In my early 20s, I found pride in being a yes-woman. I took on roles and responsibilities at work that weren’t mine to carry, convinced that I would be viewed as a stronger, more valued employee. I continuously gave too much and neglected my personal needs in my romantic relationships in hopes of being a more compassionate partner. Within my family, I gave myself the role of communicator due to an overwhelming feeling that everything would fall apart if I didn’t overcommunicate and placate as I went.
Over a few years, my people-pleasing tendencies began to catch up, and I felt overwhelmed by the smallest tasks and spread too thin daily. My anxiety was high as I found myself experiencing a panic attack in the office bathroom, convinced that I needed to “try harder” to solve my problems.

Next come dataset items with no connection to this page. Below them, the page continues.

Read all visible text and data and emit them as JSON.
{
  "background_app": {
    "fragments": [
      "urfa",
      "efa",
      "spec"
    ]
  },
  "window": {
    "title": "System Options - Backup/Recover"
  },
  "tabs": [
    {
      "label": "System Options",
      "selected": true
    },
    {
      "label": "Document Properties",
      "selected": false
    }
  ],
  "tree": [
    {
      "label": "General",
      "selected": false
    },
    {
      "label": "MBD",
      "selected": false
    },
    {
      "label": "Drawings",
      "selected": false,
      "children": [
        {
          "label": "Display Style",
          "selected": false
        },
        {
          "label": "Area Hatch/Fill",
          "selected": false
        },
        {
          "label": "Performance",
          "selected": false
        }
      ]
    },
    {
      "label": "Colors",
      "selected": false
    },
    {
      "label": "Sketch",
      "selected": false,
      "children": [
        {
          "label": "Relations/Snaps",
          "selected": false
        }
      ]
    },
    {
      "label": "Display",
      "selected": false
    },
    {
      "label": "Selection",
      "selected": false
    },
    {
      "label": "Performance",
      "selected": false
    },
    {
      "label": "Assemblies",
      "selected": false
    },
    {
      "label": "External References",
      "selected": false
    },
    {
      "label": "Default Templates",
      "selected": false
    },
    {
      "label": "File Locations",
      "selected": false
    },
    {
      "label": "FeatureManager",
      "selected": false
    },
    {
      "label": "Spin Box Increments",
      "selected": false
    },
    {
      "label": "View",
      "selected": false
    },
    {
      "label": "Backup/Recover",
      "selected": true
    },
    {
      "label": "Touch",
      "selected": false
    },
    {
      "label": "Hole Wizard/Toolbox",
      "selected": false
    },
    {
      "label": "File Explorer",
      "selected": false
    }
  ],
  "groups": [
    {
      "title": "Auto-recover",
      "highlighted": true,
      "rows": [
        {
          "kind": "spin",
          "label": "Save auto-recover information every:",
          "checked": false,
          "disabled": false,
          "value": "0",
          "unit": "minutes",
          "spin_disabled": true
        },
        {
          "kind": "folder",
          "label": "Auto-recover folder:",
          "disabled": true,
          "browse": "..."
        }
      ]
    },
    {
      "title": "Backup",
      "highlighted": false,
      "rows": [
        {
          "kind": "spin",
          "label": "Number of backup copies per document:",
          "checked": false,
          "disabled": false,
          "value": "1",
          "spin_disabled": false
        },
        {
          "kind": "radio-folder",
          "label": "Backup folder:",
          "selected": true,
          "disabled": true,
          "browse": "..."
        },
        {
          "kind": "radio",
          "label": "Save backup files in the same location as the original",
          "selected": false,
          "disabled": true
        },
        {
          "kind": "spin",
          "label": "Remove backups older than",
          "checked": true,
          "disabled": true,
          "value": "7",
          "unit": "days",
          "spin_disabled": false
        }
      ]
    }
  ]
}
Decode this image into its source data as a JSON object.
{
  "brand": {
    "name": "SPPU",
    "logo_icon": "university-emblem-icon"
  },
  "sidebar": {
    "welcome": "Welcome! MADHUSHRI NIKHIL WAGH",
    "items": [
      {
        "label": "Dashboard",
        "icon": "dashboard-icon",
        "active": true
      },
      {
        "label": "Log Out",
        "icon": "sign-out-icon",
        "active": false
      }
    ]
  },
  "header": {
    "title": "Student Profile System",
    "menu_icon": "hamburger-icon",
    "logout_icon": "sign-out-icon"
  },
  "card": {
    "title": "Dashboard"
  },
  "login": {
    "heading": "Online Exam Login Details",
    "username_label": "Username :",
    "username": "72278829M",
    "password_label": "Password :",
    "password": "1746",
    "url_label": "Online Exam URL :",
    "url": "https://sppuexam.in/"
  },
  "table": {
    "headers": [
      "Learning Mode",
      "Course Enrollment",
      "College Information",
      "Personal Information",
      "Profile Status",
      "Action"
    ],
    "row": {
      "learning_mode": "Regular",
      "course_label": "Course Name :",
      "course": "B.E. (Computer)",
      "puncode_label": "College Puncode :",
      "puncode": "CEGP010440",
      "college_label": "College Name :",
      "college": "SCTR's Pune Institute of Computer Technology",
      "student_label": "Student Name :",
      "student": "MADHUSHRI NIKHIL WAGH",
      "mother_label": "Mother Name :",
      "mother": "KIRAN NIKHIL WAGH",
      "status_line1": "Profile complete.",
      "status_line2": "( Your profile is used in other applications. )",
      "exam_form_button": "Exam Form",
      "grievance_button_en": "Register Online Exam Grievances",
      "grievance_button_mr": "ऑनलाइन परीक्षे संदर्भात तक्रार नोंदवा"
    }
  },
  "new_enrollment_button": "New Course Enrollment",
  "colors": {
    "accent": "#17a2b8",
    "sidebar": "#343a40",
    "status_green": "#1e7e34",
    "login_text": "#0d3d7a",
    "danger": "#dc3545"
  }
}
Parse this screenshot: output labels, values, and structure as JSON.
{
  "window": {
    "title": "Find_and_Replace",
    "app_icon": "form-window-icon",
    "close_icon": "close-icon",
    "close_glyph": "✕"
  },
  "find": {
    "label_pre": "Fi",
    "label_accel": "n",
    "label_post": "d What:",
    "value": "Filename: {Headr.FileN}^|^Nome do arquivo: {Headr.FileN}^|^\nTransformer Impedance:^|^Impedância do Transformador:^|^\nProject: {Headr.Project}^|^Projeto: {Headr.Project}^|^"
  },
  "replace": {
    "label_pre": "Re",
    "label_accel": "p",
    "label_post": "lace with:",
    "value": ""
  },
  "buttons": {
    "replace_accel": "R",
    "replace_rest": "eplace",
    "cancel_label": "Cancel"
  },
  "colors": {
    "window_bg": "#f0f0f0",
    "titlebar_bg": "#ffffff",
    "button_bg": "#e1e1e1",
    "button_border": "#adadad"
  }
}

It took a lot of introspection and self-work to understand where my people-pleasing and inability to say no stemmed from, but it was worth every second. Now, I realize that saying no is the best course of action for me to take power back into my hands. This little word empowers me to ensure I’m caring for my needs and showing up as the happiest and most grounded version of myself daily.
No wasn’t an easy word for me to embrace. I would be wracked with anxiety when faced with a simple yes-or-no decision: continuously torn between being a “good person” and helping someone out or taking some much-needed time to care for my needs.
Saying yes felt like the right thing to do at the moment. Still, after taking a closer look at the patterns in my life, I realized it was usually causing more harm than good for my well-being. With time and (sometimes) awkward practice, I overcame my fears around saying no. I began to realize the world wouldn’t fall apart if I weren’t holding it up. No one asked me to be a yes-woman; it’s a title I unknowingly gave myself.